For you to qualify for such, the vehicle must be used majorly for business activities. Some vehicles, however, might not be eligible like dump trucks since they are used as business expenses. 

For you to deduct the vehicle expenses, you can take either of two methods:

  1. Deduct the actual Operating Expenses like Maintenance, Gas, Depreciation and Insurance

Also, do not forget that you cannot deduct the entire depreciation, maintenance, and insurance cost if you use the car for personal use. With this, if your vehicle was driven for personal reasons 75% of the time and for business purposes 25% of the time, only 25% of the cost of insurance and maintenance is allowed for a deduction on the returns. 

  1. Deduct a Standard rate for every business mile driven in the past year

 This is a suitable method for gig workers compared to the actual operating cost if there is a good mileage tracker. For every mile you drive for business and work activities, you will deduct a standard rate. This rate is 57.5 cents for every mile you drove in 2020. 

Keep All Receipts 

For you to have a tax deduction, Uncle Sam requires that you document all expenses. This involves an accurate record of all money you received from the gig duties and keep all receipts for your expenses.

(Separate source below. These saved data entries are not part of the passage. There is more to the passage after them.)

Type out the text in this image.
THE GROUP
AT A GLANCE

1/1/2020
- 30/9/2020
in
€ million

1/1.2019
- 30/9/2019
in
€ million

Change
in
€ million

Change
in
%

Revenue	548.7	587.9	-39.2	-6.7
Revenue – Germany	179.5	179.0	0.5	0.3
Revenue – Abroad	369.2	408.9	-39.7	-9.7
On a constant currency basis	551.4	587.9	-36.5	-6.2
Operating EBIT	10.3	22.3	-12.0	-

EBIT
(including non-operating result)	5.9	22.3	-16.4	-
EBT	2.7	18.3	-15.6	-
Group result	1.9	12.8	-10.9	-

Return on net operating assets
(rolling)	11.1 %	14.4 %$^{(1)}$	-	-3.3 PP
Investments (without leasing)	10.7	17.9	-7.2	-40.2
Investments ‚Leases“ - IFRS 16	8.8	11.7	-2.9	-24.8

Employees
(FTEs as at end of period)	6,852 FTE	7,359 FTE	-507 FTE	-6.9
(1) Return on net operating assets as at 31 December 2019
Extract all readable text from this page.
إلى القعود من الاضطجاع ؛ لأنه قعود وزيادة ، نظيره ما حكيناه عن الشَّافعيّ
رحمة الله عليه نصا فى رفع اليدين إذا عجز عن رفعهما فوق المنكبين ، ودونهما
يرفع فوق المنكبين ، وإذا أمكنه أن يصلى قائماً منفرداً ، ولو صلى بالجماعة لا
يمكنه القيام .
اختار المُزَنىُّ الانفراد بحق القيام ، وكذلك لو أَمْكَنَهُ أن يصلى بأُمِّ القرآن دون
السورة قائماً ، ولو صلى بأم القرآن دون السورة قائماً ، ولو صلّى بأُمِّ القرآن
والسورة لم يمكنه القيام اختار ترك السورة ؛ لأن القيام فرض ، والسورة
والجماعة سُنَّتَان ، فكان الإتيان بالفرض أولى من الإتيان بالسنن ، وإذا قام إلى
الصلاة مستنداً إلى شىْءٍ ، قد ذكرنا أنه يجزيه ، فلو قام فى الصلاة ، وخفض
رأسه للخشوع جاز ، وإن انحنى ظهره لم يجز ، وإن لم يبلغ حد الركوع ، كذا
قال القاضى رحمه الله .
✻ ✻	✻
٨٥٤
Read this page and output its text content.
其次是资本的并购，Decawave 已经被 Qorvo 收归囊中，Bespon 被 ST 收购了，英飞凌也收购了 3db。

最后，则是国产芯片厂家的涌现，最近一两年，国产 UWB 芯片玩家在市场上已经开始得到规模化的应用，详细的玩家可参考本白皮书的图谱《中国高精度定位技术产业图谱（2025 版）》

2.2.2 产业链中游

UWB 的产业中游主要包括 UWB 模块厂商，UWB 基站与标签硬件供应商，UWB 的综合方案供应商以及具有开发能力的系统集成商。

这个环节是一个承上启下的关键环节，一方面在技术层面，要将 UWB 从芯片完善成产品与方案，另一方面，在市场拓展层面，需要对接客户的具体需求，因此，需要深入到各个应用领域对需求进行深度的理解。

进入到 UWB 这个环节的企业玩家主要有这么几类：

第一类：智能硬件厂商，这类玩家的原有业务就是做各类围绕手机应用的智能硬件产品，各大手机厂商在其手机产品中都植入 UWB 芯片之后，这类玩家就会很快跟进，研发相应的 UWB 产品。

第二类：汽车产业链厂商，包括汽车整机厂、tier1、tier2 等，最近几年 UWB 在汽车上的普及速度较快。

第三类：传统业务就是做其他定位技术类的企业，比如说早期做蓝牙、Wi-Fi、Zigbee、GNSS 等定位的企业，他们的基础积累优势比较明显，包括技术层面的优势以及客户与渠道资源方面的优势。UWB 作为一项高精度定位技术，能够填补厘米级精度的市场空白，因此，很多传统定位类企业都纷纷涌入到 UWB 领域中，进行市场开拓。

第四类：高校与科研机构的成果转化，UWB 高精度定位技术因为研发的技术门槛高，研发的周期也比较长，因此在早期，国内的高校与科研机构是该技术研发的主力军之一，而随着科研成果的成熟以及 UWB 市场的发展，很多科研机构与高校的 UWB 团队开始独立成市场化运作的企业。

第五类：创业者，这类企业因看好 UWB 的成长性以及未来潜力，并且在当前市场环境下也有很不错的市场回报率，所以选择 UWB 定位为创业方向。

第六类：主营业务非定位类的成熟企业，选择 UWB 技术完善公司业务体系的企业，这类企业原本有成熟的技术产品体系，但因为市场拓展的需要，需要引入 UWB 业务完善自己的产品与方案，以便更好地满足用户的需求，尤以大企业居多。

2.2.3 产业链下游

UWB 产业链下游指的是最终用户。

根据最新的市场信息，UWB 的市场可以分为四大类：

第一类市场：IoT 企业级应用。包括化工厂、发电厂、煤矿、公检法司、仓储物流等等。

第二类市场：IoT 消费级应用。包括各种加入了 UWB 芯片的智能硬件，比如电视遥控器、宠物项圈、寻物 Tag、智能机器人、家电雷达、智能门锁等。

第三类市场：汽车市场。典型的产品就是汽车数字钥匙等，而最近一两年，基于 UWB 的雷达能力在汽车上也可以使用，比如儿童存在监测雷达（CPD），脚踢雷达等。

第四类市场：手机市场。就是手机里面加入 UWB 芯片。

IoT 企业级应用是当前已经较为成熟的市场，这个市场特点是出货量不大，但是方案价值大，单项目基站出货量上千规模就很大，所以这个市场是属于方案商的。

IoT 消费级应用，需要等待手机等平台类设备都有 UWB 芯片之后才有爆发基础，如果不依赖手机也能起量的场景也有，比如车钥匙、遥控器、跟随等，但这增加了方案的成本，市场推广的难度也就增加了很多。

Tracking the income you got and expenses incurred will make it easy to file taxes when it's time. Also, should there be an audit, your records will come in handy to verify your claims. 

Uncle Sam requires that you keep receipts for:

  • Mileage records

  • Charitable donations

  • Business trips or expenses related to entertainment 

Taxes are pretty complicated, making it essential to reach out to a tax professional like INCOME TAXES & BOOKKEEPING, LLC. if everything seems overwhelming. A professional will guide you in identifying deductions and make sure that you take advantage of every avenue when you file taxes. 

Filing Requirement and Paperwork

Workers or employees, not independent contractors, get a W2. For independent workers using a gig app, they might get a 1099-K. For some states, 1099-K will be sent as long as you have more than 200 transactions, alongside a $200,000 earned.

You might not qualify for a 1099-K, but you will have to report income if you made more than $400. Many app-based companies will make available an earning report for previous years to make filing easy for freelancers. 

Schedule C is pretty essential if you want to report loss or income. For people with expenses below $5,000, it might be possible to use Schedule C-EZ.